Table 3 shows the results of the MAX4 and allelic tests based on the 17 SNPs datasets (Additional file 2: Table S1). The performed model selection predicted the additive model with the highest proportion at 9 out of 17 SNPs. The proportions of the dominant and recessive models were at 1 and 4 of 17 SNPs, respectively. The heterotic model was selected at SNPs rs17157903, rs7696175, and rs2820037. Many SNPs returned significant results for the dominant, recessive, additive, and heterotic chi-square tests with more significance under the additive model compared with the other genetic models (Additional file 3: Figure S2). The p-values of the MAX4 test were estimated using the asymptotic method and it provided a similar approximation to the results of the parametric bootstrap and bivariate normal procedures as shown in Table 3. The p-values of some SNPs such as rs12505080 and rs7696175 reported a disparity between the MAX4 and the allelic tests.
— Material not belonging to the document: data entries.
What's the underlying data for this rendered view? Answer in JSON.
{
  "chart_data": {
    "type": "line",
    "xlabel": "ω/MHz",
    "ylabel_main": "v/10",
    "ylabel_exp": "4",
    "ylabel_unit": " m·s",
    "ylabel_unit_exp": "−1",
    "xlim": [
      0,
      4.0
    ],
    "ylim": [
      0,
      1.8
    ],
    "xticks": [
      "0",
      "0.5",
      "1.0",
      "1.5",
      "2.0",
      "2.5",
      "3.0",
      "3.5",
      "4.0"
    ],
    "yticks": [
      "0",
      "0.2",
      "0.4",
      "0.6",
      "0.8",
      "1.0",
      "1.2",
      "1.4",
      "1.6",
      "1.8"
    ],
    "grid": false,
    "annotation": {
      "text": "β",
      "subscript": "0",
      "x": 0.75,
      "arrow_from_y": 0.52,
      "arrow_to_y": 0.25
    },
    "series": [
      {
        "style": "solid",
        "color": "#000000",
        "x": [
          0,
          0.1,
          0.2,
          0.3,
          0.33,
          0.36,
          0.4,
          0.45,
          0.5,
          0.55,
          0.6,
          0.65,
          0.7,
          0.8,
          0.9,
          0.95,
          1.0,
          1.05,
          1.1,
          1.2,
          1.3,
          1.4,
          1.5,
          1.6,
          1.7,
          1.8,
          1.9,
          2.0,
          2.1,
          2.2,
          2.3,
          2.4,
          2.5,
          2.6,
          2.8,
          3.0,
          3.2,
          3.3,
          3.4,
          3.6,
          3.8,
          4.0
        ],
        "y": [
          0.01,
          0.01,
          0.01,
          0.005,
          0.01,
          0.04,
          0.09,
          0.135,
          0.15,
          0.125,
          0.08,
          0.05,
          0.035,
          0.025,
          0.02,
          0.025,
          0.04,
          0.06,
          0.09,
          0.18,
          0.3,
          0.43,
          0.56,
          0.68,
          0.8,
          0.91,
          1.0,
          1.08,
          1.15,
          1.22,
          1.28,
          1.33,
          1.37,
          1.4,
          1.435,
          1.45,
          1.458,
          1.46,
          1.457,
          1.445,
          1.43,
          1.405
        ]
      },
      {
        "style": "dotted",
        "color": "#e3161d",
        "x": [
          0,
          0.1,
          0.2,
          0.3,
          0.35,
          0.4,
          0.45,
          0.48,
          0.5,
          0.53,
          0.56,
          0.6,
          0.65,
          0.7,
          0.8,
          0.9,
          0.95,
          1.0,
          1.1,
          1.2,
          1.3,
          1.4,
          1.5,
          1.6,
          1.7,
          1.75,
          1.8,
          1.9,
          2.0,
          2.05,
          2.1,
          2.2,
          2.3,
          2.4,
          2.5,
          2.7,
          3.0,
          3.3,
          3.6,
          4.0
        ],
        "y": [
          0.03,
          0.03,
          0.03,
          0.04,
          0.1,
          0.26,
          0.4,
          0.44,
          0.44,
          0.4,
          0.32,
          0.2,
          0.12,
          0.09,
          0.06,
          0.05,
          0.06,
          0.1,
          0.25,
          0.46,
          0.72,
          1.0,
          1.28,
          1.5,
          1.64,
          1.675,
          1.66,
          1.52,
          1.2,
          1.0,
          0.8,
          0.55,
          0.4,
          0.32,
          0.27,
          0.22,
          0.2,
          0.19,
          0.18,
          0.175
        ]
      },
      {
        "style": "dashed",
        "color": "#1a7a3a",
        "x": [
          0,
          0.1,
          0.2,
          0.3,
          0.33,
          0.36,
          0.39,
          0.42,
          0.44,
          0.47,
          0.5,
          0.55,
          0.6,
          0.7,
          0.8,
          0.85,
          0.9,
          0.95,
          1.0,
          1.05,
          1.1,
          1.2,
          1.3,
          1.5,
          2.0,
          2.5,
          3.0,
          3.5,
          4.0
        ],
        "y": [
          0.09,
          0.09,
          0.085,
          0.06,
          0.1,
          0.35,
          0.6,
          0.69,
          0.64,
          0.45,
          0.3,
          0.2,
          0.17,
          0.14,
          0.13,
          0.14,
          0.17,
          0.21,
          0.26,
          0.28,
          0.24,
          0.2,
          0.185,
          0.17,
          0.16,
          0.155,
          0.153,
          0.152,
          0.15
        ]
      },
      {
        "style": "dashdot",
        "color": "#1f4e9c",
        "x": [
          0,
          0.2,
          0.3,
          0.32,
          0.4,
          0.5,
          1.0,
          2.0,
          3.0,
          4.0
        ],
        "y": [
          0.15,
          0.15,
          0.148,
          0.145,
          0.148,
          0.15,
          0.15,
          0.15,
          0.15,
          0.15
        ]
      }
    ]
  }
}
Table 4 Frequency of heterotic models selected and the SNPs showing discordant results between the MAX4 and allelic test for Kenyan malaria datasets

Real data

In both the Kenyan and Gambian datasets, genome-wide significance is estimated using the conservative Bonferroni method, at an allelic odds ratio greater than or equal to 1.5. Tables 4 and 5 provide a summary of the frequency of heterotic models selected and disparities between the allelic test and the MAX4 test for Gambian and Kenyan populations, respectively. Discordance is when the standard MAX4 test results are not consistent with the allelic test results. For dominant, recessive, and additive models, there were no disparities between the two tests, i.e, both the MAX4 and allelic tests reported similar significant results (Additional file 4: Table S3 and Additional file 5: Table S4). Figure 1 shows heterotic frequencies and disparities between allelic and the MAX4 tests for Kenya and Gambia datasets. At allelic odds ratio greater than 1.5 (\(95\%\) confidence interval), heterotic models reported the highest frequency. Figures 2 and 3 show the frequencies of the four genetic modes of inheritance selected using the MAX4 test procedure for Kenyan and Gambian datasets respectively. Manhattan plots and quantile-quantile (QQ) plots for selected chromosomes of Kenyan datasets are provided in additional information (Additional file 10: Fig. S1, Additional file 11: Fig. S2) and have been generated using the qqman package in R [26].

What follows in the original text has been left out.